Do I need a referral? Maryland allows direct access to physical therapy, so a physician referral isn't legally required. That said, most post-surgical patients have one from their surgeon. If you don't, we can still see you — and we'll communicate with your surgical team as appropriate.
How many sessions will I need? Most post-surgical patients complete active rehab in 8–16 weeks, with session frequency decreasing as you progress. Complex procedures, pre-surgical deconditioning, or complications can extend that timeline. We give you an honest estimate after the initial assessment.
Will PT hurt after surgery? Some discomfort during and after sessions is normal, particularly in early phases. Your therapist calibrates intensity based on tissue response and surgical stage — the goal is productive loading, not pain for its own sake. You'll always know what we're doing and why.
Can you work with my surgeon directly? Yes. We communicate with referring surgeons when clinical findings warrant it and provide progress notes on request. If your surgeon has specific protocol requirements, send them our way before your first session.

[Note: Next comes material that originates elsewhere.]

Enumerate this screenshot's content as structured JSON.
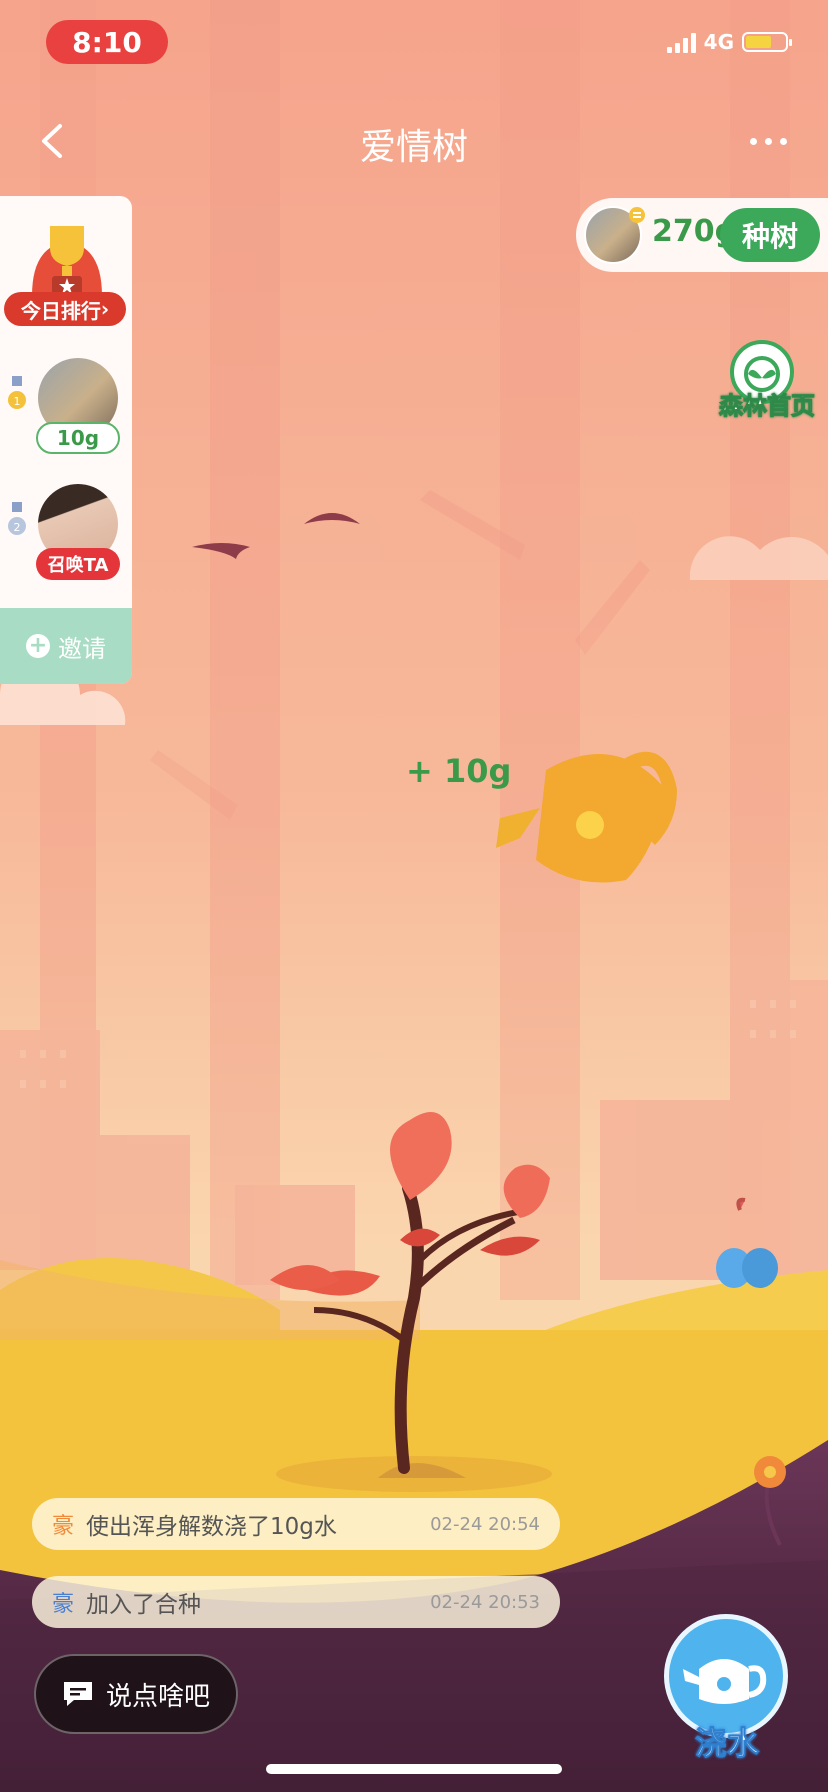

The most common reason "PT didn't work" is one of three things: too-short sessions, rotating providers, or protocol-driven exercise without hands-on diagnosis. Fellowship-trained manual therapy with dry needling integrated into a 45–60 minute one-on-one session is a different intervention. We'll tell you honestly within the first session whether we think we can help your case. If not, we'll point you to the right resource.